Jeff Weiner & LinkedIn.com

Jeff started at Yahoo!, where he led acquisitions of search technologies from companies like Inktomi, AltaVista & Fast. After a stint as EVP of Yahoo! Networks, he moved to the VC world before taking the lead role at LinkedIn. Jeff’s a very smart, talented guy and LinkedIn is clearly benefiting. They were one of the first to adopt Google’s rich snippets throughout the site and have fixed a lot of duplicate content/canonicalization issues related to user profiles.

LinkedIn Screencap

The Good:

  • As I mentioned, their use of rich snippets in Google is awesome (note they grey descriptive text in result #7 for "Rand Fishkin"). I think they could do even more there (photos especially), but Google may want to keep that only for their own profiles.
  • Strong basics – titles, meta descriptions, page structure and content
  • The use of the member’s name throughout the page in headlines, e.g. "Rand Fishkin’s Summary, Rand Fishkin’s Experience, etc." gets plenty of targeted phrase use without being spammy
  • They allow direct links out, without nofollows – a very, very wise choice and an incentive to maintain updated links in your profile
  • People directory – example "A" – these are terrific navigation systems for engines and they do a really solid job of minimizing all other links on these pages
  • Interestingly, like PrepMe, they continue to employ nofollows – I think this is a positive (doesn’t waste crawler bandwidth even if it is "evaporating" juice), although I’d probably recommend link consolidation even more.
  • Brilliant use of individual name directories, e.g. John Bennett to help searchers find the right person

The Bad:

  • They’re disallowing a lot of stuff in the robots.txt file that might be earning links (like /search*). As we’ve noted in the past, blocking pages rather than simply noindexing them, prevents juice from passing.

There are lots more that I won’t dive into detail on, but could be interesting to review as well.

Barnaby Dorfman & Foodista.com

Barnaby headed up search at Amazon’s A9 (back when they were building their own engine to compete with Google/Yahoo!/etc). He’s now the founder and CEO at the Wikipedia of Food – Foodista.

Patrick Li & Raptr.com

Patrick previously worked on Google’s datacenter infrastructure, then on the launch team, where he audited new products/features before they went live.
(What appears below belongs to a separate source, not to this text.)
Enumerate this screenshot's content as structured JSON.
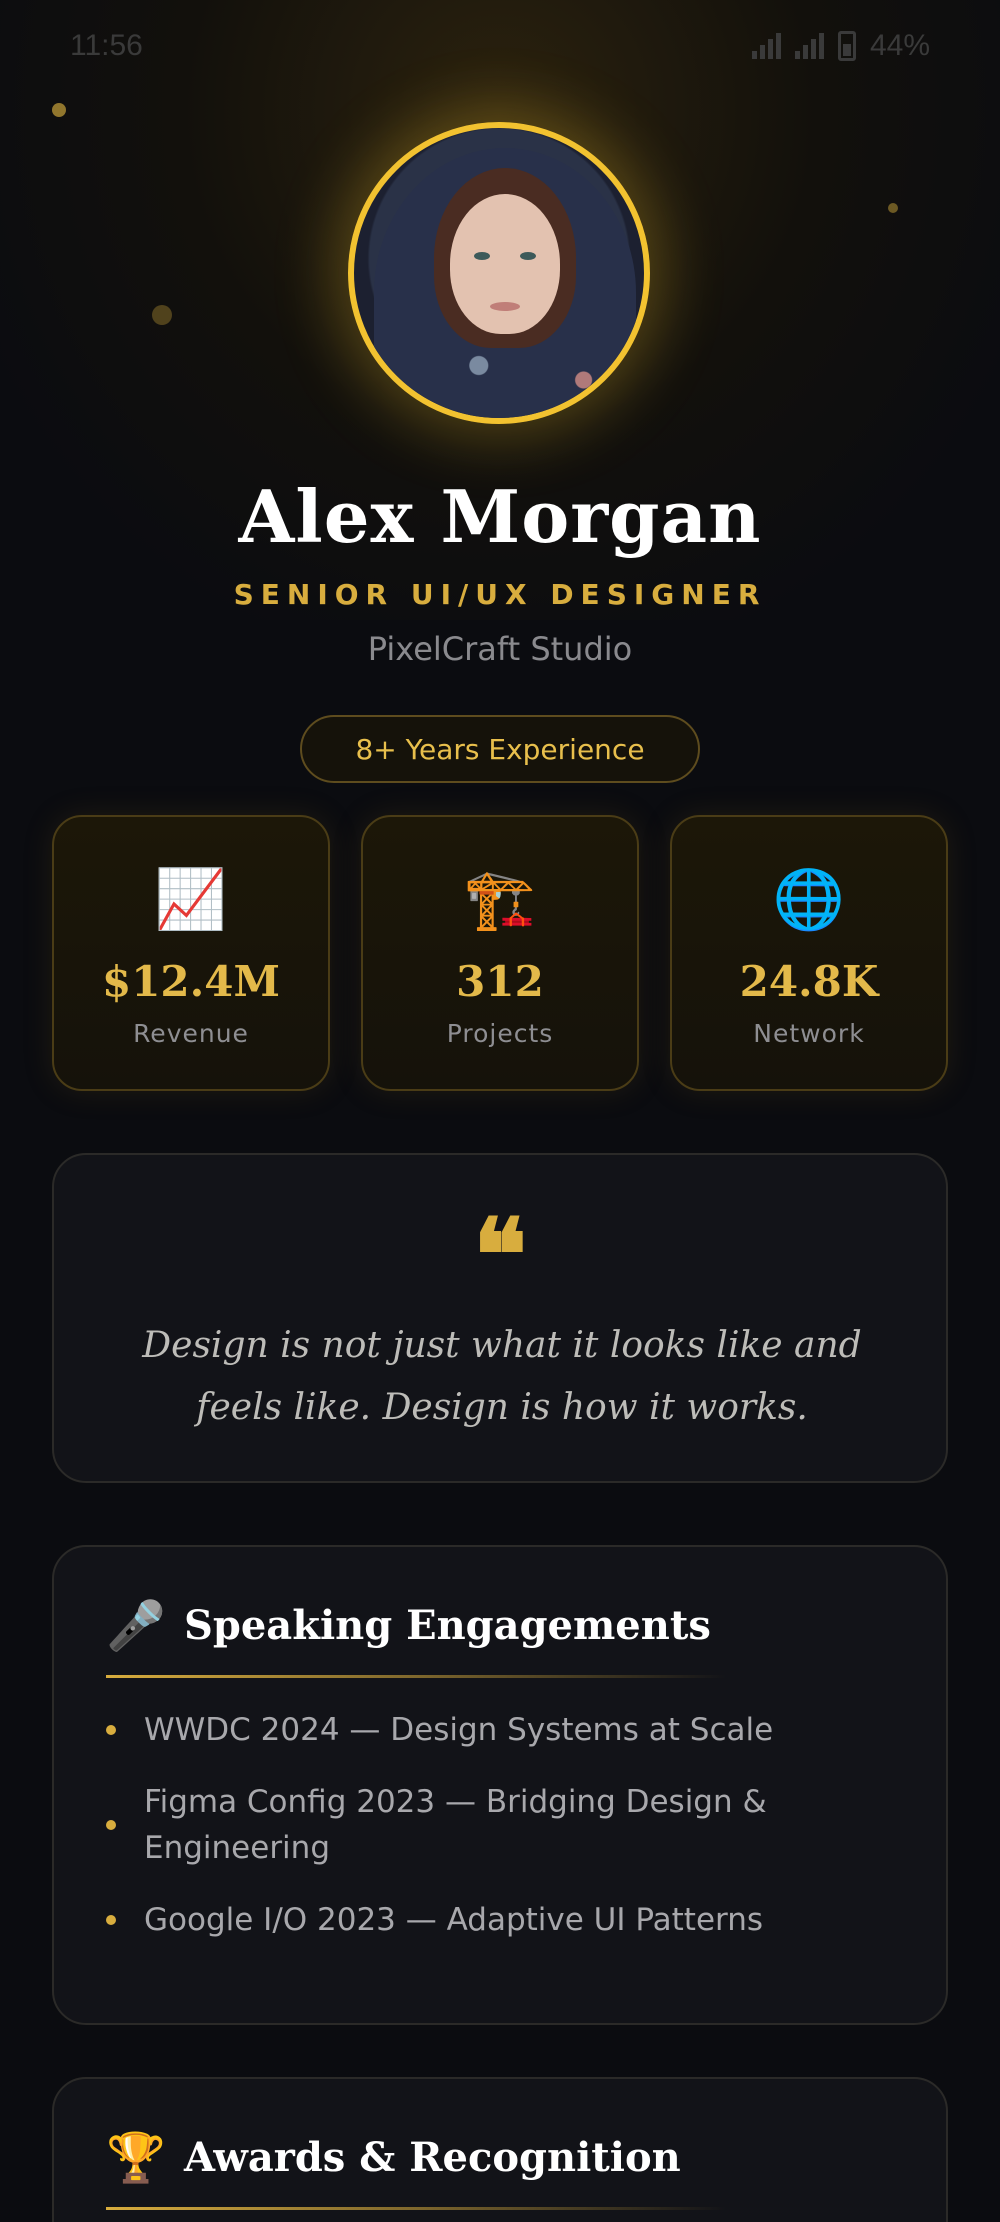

Raptr’s online games platform is fairly addicting and they’ve got some impressive rankings.

Bret, Jim, Paul, Sanjeev, Ana, Tudor & Gary at Friendfeed.com

A large number of Googlers at this social, real-time startup. Friendfeed clearly wants to capture people search the same way LinkedIn, Twitter & Facebook have, and they’re doing a decent job of it.
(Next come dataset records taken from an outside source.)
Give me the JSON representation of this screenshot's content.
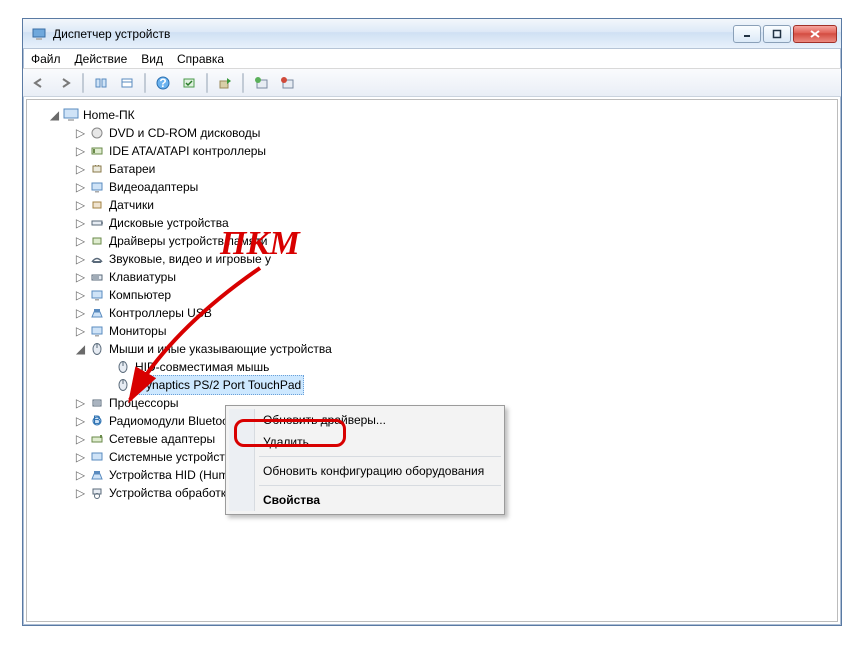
{
  "window": {
    "title": "Диспетчер устройств"
  },
  "menu": {
    "file": "Файл",
    "action": "Действие",
    "view": "Вид",
    "help": "Справка"
  },
  "root": "Home-ПК",
  "categories": [
    "DVD и CD-ROM дисководы",
    "IDE ATA/ATAPI контроллеры",
    "Батареи",
    "Видеоадаптеры",
    "Датчики",
    "Дисковые устройства",
    "Драйверы устройств памяти",
    "Звуковые, видео и игровые у",
    "Клавиатуры",
    "Компьютер",
    "Контроллеры USB",
    "Мониторы"
  ],
  "mice_cat": "Мыши и иные указывающие устройства",
  "mice_children": [
    "HID-совместимая мышь",
    "Synaptics PS/2 Port TouchPad"
  ],
  "categories_after": [
    "Процессоры",
    "Радиомодули Bluetoot",
    "Сетевые адаптеры",
    "Системные устройств",
    "Устройства HID (Hum",
    "Устройства обработки изображений"
  ],
  "context": {
    "update": "Обновить драйверы...",
    "delete": "Удалить",
    "refresh_hw": "Обновить конфигурацию оборудования",
    "props": "Свойства"
  },
  "annotation": "ПКМ"
}
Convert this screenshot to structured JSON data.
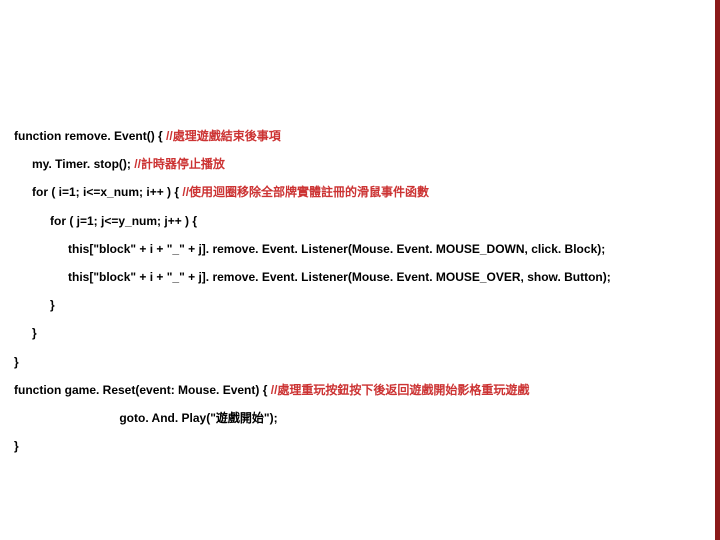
{
  "code": {
    "func1_sig": "function remove. Event() {",
    "c1": "//處理遊戲結束後事項",
    "stop": "my. Timer. stop();",
    "c2": "//計時器停止播放",
    "for_x": "for ( i=1; i<=x_num; i++ ) {",
    "c3": "//使用迴圈移除全部牌實體註冊的滑鼠事件函數",
    "for_y": "for ( j=1; j<=y_num; j++ ) {",
    "rem1": "this[\"block\" + i + \"_\" + j]. remove. Event. Listener(Mouse. Event. MOUSE_DOWN, click. Block);",
    "rem2": "this[\"block\" + i + \"_\" + j]. remove. Event. Listener(Mouse. Event. MOUSE_OVER, show. Button);",
    "close_y": "}",
    "close_x": "}",
    "close_f1": "}",
    "func2_sig": "function game. Reset(event: Mouse. Event) {",
    "c4": "//處理重玩按鈕按下後返回遊戲開始影格重玩遊戲",
    "goto": "goto. And. Play(\"遊戲開始\");",
    "close_f2": "}"
  }
}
Mark Lucovsky & VMWare.com

Former Microsoftee and Googler (where he was an engineering director), Mark’s now with VMWare, who still has a way to go before they’re in the top 100 for "cloud computing" although that’s unlikely to be Mark’s sphere of influence.

Vanessa Fox & JaneandRobot.com

Vanessa was the creator of Google’s Webmaster Tools platform and her new company, focused on making SEO accessible to developers, has held a number of industry events. Obviously she’s kicking butt. 🙂

Tim Cadogan & OpenX.com

Tim  was a search executive at Yahoo! before moving on to lead OpenX, an ad-serving platform. There may not be a great need for SEO here, but Tim probably knows some folks who can help if they do want to leverage organic search to drag in more targeted leads.

There are many other examples, but I think this is a decent start. If you’ve got others to share, we’d love to hear about them in the comments.